Ursprünglich war es das Taufbecken – ganze Generationen Protestanten erhielten in eben diesem Becken ihre Taufe.
Ein Fragment des Taufbeckens ist, vermutlich auf seinem ursprünglichen Standplatz, in der seinerzeit evangelischen Kirche zu Neutomischel noch auf einem alten Foto (unten rechts) aus dem Jahr 1930 erkennbar.
Ein Taufbecken aus dem Jahre 1867 ist auch noch in der Vorhalle der Kirche in Friedenhorst (Jastrzebsko Stare) zu finden, auch dort dient es heute als Weihwasserbecken.
Aber wer war Carl Maennel?
Der Name Maennel kommt in der Geschichte der Stadt Neutomischel bis zum Jahre 1945 vor. Carl Maennel (ca. 1762 geboren – 1824 verstorben) dem hier das Gedenken galt, war der Begründer einer einst berühmten und großen Familie.
Carl Maennel stammte aus Schönheide in Sachsen im Erzgebirge. Urban Maennel, ein Vorfahre von Carl Maennel, gilt als erster Siedler dieses Ortes, bereits im Jahre 1537 ist eine erste Erwähnung in alten Aufzeichnungen gefunden worden. Noch heute leben in Schönheide Maennel Nachfahren dieses Urban Maennel.
Zusammen mit seinem Bruder Johann Michael ist Carl Maennel ungefähr 1797 nach Neutomischel gekommen. In den Anfängen, so die Familiengeschichte, betrieb er hier einen Handel mit Löffeln; zuerst waren es Holz- später Blechlöffeln; etwas später kamen auch Nägeln und Handwerkzeug hinzu.

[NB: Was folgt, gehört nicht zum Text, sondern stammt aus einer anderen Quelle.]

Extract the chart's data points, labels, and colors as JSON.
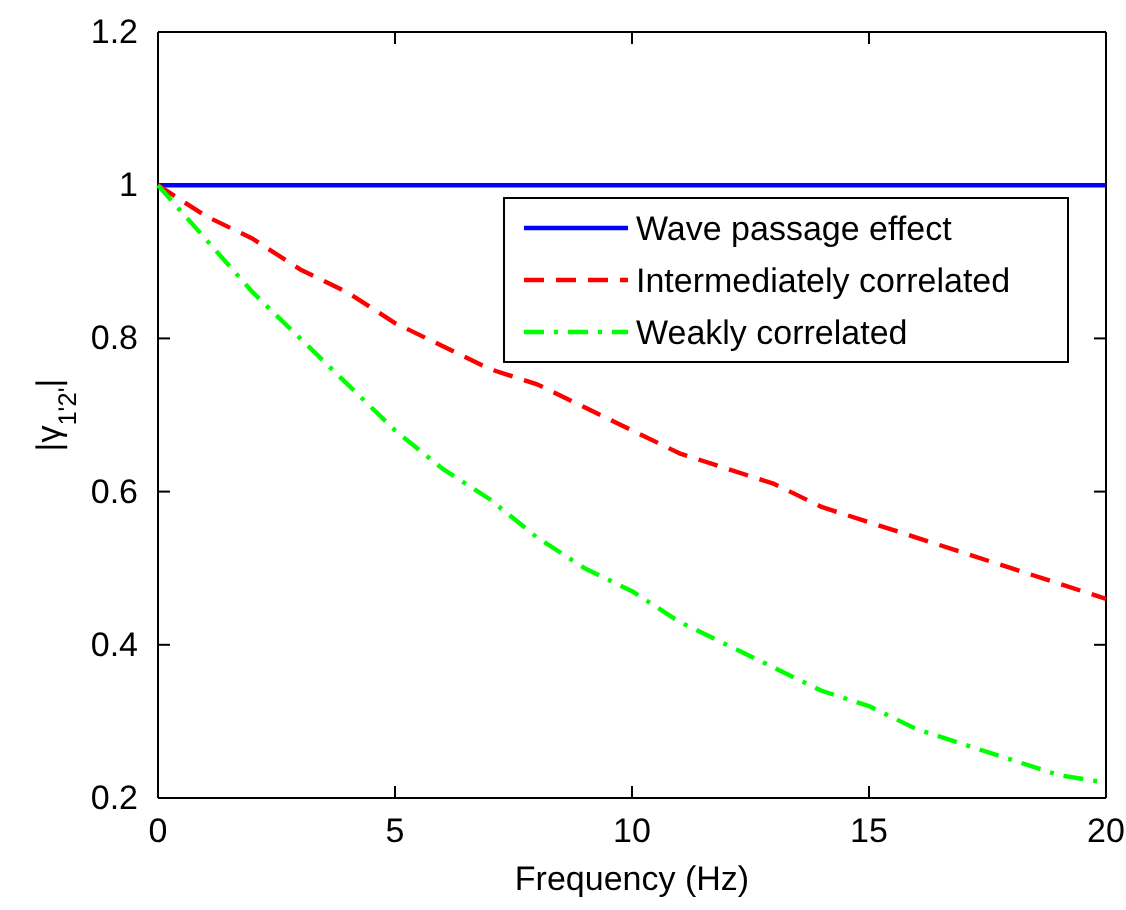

Am 22 September 1801 verheiratete er sich als Witwer, seine erste Ehefrau und 3 von 4 Kindern aus dieser Ehe waren verstorben, zum zweiten Mal in Neutomischel mit der Bäckerstochter Anna Rosina Kannewischer.
Er hatte vermutlich nicht immer leichtes Leben. Zweimal verlor die Familie bei den großen Stadtbränden der Stadt in den Jahren 1803 und 1816 sein Haus und konnte sich und seine Familie nur knapp vor dem Tod bewahren.
Aus der 2ten Ehe stammten acht Kinder – zwei Söhne und sechs Töchter. Eine der Töchter verstarb schon im Kindesalter. Sein ältester Sohn Johann Heinrich wurde ein Schön- und Schwarzfärber in Bentschen [Zbaszyn], wo er auch als Bürger ansässig wurde. Der jüngere Sohn Johann Alexander (geboren 1813 verstorben 1863) wählte den Beruf des Windmüllers; er war Eigentümer einer Windmühle an der Straße zu Alt Tomysl. 1848 errichtete er die 2te Dampfmühle des Großherzogtums Posen (Großpolen) – eben in Neutomischel. Er betätigte sich außerdem als Kauf- und Handelsmann in der Stadt.
Um 1835 war Alexander Mitbegründer der Alt-Lutherischen Gemeinde. Zu Beginn, die Anhänger dieser Glaubensgemeinde , da diese noch verboten war wurden noch verfolgt, fanden die Zusammenkünfte im Haus des Alexander Maennel statt. Nachdem später die Anerkennung dieser Glaubensgemeinde erfolgte wurde in Neutomischel eine Alt-Lutherische Kirche errichtet. Bis Mitte der 70iger Jahre stand diese noch in der Langestraße (ulica Dluga).
Alexander verheiratete sich mit Johanna Wilhelmine Ottilie Sperling. Aus dieser Ehe stammen 11 Kinder, 5 sind Söhne, der älteste Sohn verstarb durch einen Unfall sehr früh.
Der Sohn Nathanael unterhielt einen Laden an der Ecke Alten Markt und Goldstasse [heute Chopin Platz – und Mickiewicz Strasse]. Er war so vermögend, dass er 1883 das Postgebäude in der Bahnhofstrasse [Pilsudski Strasse] errichten ließ, es wird heute noch genutzt. Einer seiner Söhne – Otto Wilhelm hatte später eine Gärtnerei, sie war dort wo heute die Grünanlage an der Musiala Strasse ist.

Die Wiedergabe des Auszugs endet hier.